Imaginez une vie sans choix à faire. Une vie où les autres décideraient pour vous. Votre boulot, votre tabagisme, votre femme. Pendant trois mois, sept participants au nouveau Big Brother anglais vont vivre cette situation. Ils sont The Public Property. La propriété du public.

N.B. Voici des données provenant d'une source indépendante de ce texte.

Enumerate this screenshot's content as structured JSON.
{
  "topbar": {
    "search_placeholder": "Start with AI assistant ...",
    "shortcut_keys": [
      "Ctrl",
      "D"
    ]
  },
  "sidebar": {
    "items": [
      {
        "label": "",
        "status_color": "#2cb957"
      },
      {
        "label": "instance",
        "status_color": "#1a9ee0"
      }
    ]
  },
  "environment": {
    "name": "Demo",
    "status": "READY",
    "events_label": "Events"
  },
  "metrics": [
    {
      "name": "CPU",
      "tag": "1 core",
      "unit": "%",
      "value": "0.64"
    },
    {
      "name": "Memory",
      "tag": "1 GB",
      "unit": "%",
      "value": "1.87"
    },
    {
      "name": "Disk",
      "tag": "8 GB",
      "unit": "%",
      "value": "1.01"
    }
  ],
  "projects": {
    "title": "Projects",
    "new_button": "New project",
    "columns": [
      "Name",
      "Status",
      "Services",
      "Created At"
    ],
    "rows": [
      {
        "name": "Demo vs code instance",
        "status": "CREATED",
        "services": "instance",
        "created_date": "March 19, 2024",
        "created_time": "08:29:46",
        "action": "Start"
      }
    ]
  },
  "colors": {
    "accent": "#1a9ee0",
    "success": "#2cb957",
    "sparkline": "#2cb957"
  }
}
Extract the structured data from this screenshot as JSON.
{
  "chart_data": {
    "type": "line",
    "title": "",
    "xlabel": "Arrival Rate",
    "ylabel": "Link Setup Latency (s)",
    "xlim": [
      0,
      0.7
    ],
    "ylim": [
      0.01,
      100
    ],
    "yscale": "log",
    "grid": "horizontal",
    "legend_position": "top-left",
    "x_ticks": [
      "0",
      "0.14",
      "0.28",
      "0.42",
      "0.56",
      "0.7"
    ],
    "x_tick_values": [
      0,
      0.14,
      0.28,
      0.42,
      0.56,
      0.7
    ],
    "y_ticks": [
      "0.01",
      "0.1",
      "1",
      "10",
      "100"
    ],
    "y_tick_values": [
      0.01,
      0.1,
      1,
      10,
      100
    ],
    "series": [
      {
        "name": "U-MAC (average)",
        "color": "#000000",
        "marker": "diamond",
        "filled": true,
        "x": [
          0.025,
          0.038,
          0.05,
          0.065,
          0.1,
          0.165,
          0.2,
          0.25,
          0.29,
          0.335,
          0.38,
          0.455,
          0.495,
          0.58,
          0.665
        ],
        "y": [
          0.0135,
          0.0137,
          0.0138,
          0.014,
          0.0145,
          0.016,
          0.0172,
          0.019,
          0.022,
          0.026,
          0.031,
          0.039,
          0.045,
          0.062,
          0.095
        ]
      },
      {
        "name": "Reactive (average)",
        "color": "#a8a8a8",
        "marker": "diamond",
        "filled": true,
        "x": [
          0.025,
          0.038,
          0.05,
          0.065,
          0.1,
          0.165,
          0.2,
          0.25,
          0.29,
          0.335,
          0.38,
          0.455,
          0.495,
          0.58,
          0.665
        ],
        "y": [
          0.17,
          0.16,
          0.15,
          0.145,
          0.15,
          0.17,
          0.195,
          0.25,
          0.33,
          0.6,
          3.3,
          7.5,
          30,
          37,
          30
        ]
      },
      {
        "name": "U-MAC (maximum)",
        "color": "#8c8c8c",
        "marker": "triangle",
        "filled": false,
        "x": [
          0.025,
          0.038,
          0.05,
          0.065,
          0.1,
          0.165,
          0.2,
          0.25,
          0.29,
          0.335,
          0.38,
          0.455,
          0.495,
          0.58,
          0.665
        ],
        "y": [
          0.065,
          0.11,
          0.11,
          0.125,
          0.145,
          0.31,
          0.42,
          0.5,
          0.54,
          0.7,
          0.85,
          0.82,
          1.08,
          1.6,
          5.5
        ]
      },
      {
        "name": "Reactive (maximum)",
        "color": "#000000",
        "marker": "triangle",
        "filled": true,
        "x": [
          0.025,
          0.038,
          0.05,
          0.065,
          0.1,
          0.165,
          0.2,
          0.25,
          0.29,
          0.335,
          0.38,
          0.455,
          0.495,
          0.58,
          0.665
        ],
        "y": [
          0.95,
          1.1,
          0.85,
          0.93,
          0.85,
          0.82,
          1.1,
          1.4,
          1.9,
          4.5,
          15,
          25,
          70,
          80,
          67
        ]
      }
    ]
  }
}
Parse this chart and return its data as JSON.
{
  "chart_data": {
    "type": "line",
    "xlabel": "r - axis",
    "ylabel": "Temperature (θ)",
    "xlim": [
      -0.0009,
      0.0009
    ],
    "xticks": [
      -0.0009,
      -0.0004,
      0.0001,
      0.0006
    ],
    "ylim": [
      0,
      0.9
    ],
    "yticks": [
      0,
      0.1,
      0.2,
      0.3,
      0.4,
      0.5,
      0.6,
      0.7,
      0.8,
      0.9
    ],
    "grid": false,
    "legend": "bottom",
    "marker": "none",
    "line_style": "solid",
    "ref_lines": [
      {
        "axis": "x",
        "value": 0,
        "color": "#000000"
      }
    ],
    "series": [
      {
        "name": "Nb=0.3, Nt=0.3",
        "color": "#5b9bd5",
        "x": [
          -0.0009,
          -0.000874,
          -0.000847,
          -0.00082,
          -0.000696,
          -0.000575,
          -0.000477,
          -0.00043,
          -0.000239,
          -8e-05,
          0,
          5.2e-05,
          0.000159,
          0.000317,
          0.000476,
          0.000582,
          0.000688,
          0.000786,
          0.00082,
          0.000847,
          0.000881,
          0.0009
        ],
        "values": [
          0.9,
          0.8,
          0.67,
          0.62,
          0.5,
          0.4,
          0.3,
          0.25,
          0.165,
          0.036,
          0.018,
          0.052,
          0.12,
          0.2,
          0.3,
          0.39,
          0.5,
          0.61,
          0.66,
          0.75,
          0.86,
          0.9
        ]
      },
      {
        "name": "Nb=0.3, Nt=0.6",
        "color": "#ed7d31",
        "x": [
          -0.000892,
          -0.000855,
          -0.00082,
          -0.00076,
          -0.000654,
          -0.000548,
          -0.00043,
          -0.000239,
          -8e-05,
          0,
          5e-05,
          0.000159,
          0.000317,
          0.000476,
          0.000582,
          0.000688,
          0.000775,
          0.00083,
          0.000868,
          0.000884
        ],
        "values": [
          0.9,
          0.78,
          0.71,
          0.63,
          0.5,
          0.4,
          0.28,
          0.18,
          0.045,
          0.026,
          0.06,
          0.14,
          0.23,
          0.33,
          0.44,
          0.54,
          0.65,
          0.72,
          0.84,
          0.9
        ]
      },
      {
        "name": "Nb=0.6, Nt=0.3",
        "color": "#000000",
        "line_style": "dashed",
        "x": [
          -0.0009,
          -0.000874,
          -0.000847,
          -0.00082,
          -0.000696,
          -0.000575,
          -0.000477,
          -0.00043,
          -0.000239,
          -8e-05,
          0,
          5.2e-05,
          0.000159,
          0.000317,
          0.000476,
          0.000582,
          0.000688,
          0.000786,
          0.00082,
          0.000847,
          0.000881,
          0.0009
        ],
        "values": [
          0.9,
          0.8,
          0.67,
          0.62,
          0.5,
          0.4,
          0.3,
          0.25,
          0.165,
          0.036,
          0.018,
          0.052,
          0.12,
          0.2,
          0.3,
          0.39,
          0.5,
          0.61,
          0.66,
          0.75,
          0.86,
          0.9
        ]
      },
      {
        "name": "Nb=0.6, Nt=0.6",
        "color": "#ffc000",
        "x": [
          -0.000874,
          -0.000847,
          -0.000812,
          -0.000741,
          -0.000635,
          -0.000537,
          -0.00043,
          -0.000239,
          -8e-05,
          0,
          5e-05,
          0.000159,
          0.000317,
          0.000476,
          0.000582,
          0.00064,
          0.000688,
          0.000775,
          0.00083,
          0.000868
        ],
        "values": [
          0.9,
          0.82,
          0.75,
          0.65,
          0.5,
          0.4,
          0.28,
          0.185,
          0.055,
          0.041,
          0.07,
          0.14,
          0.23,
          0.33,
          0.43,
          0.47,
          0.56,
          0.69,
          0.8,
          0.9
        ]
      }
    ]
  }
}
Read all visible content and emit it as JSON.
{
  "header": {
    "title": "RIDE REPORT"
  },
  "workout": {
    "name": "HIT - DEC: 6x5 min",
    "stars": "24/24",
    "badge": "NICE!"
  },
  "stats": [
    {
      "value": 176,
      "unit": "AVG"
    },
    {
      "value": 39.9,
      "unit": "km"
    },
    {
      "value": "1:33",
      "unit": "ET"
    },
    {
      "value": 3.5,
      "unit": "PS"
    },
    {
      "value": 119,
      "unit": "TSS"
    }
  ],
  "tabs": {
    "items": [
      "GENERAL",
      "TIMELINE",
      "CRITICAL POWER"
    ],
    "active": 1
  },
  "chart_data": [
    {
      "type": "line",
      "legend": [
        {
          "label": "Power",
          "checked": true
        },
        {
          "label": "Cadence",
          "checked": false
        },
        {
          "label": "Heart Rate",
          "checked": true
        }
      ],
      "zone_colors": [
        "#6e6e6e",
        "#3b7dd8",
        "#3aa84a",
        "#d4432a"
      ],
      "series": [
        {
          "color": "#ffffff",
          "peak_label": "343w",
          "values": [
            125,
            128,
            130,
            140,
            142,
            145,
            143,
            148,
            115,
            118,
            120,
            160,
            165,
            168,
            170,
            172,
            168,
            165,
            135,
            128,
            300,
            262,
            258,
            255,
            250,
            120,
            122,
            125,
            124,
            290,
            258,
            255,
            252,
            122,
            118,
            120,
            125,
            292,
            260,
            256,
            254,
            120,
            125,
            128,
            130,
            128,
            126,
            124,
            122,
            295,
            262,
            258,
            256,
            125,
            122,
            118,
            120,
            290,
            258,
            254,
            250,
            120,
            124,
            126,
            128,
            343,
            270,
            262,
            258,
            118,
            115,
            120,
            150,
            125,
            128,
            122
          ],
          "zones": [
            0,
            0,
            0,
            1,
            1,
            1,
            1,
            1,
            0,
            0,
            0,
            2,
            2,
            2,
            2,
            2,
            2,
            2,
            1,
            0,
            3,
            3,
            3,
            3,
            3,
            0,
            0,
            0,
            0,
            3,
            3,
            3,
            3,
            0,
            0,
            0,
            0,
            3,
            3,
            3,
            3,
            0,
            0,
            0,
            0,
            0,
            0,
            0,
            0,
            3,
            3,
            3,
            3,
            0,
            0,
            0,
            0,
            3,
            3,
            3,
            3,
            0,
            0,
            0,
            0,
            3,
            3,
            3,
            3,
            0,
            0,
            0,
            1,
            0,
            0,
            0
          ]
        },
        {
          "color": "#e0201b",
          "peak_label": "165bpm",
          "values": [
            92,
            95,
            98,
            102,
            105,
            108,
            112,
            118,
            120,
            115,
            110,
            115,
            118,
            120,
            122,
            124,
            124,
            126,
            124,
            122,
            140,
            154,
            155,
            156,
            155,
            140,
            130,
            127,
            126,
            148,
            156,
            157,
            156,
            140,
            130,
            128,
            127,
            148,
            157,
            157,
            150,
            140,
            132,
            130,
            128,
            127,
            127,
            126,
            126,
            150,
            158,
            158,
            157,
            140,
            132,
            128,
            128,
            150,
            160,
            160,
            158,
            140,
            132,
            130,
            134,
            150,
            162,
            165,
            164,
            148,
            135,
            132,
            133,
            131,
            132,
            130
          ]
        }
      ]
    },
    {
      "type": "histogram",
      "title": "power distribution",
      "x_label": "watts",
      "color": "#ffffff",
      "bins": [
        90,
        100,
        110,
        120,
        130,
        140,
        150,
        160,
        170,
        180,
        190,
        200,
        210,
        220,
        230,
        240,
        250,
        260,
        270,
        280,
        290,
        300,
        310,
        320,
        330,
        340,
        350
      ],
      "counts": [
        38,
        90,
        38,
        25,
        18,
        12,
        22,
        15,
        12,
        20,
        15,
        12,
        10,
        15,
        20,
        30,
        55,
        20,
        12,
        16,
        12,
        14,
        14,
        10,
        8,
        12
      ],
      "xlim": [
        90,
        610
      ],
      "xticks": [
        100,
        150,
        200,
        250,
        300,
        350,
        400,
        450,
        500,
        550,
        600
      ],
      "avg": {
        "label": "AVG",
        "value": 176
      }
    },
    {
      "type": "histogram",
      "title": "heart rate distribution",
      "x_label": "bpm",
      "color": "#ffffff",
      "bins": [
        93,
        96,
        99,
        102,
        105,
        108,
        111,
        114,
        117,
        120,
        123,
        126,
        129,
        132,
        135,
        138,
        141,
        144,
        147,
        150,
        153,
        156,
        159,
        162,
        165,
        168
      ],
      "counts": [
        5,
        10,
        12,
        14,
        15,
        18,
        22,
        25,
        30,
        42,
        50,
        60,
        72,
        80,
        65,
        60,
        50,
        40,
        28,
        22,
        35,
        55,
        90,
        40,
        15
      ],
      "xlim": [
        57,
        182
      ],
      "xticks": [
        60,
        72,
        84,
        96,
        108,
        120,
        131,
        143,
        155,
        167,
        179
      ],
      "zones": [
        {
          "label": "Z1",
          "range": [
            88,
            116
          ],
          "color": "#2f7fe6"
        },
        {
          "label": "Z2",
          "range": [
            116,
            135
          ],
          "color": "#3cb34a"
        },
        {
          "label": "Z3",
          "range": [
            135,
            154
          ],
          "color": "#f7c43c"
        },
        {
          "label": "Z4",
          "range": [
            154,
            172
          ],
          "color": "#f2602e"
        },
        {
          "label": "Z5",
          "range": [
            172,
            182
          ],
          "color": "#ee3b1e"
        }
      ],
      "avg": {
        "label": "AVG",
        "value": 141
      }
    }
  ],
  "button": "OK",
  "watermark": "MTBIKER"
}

Marcia devra manger des fruits et oublier les barres chocolatées. Mark se rendra régulièrement à son cours de danse et Rebecca sortira le chien tous les jours. Depuis deux semaines, ils obéissent aux desiderata des téléspectateurs et internautes d’un nouveau Big Brother : The Public Property, une émission de la télévision anglaise. "Nous sommes la propriété du public. Nous abdiquons nos droits de prendre les décisions nous concernant. Nous jurons solennellement d’obéir aux votes des téléspectateurs d’ITV", peut-on lire sur le contrat signé par les sept candidats et mis en ligne sur le site web de l’émission.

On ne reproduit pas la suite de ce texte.